The Crownovers are joining a real estate frenzy that has hit Baton Rouge and beyond - a flurry of down payments, all-cash home sales, and contracts signed before the house is seen. Yet in many ways, these are the lucky ones. More than 100,000 evacuees are still displaced in shelters throughout the region. Others are crowding in with families and strangers, some sharing one bathroom with 20 others.

As rescuers remove the last stranded Katrina victims, and federal and private groups begin recovery efforts for America's worst natural disaster in a century, evacuees who have lost everything are scrambling for a place to call home - for a few months, a few years, or forever. FEMA has estimated there may be as many as 1 million displaced people from Katrina.

"The complexity is an order of magnitude greater [than any past disasters], simply because we're looking at a regional catastropohe," says Kathleen Tierney, director of the Natural Hazards Center at the University of Colorado in Boulder, noting that many victims have been moved hundreds or thousands of miles away.

"It is far far worse than 9/11 was, and the challenges are unprecedented owing both to the scope and the complexity of this particular event. We don't have a historic example that would give us the answers to what ought to be done," she added.

Governments, nonprofits, and private citizens are working to find solutions to the housing issue. FEMA has contracted three luxury cruise ships, which can each house several thousand people, and has placed rush orders for tens of thousands of trailers and mobile homes. The Department of Housing and Urban Development has asked lenders to provide foreclosure relief to affected families and is working to identify available housing stock and accelerate various grants and housing-assistance programs.

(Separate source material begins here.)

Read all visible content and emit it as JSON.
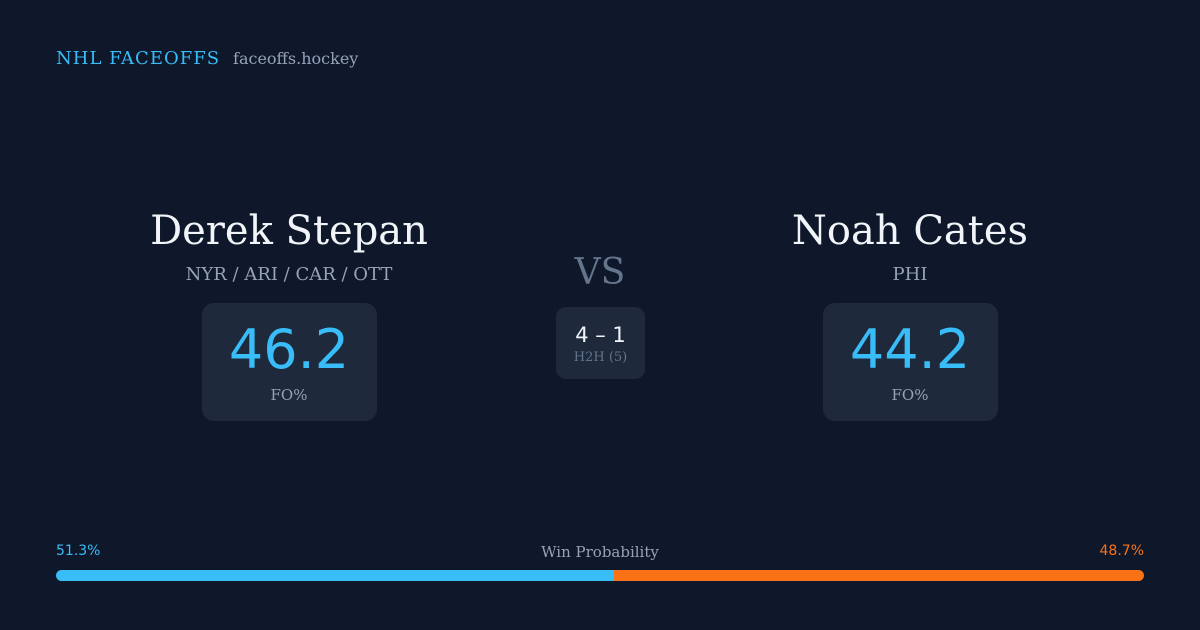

As of Monday, the Red Cross was caring for more than 135,000 people in shelters in 12 states. Habitat for Humanity unveiled a plan to deliver pre-assembled "homes in a box" to hurricane victims. And thousands of private citizens offered evacuees free rooms - and often job opportunities or airfare - on websites like hurricanehousing.org, katrinahousing.org, and craigslist.org.

Still, the scope of the problem is enormous. No one knows for sure how many houses were destroyed by Katrina in New Orleans and along the coast, but officials have estimated that it may be many months before residents are allowed back. While many buildings in New Orleans suffered only minor damage from the hurricane itself, prolonged flooding by contaminated waters means a high likelihood of serious structural damage to more than 200,000 New Orleans homes.

By comparison, Hurricane Andrew destroyed just under 30,000 homes, as did the combined forces of four 2004 hurricanes according to the National Association of Home Builders.

In Baton Rouge, at least, it wasn't long before those evacuees who could took housing matters into their own hands.

"The phone starting to ring [last] Tuesday," says Connie Kyle, a residential sales manager at CJ Brown Realtors in Baton Rouge. "By Wednesday everything that could be rented was rented."

Now she says that a house listed in the morning is gone by the afternoon, a process that previously took 45 to 60 days.

Surrounding cities have braced for the migration of humanity from storm-ravished areas.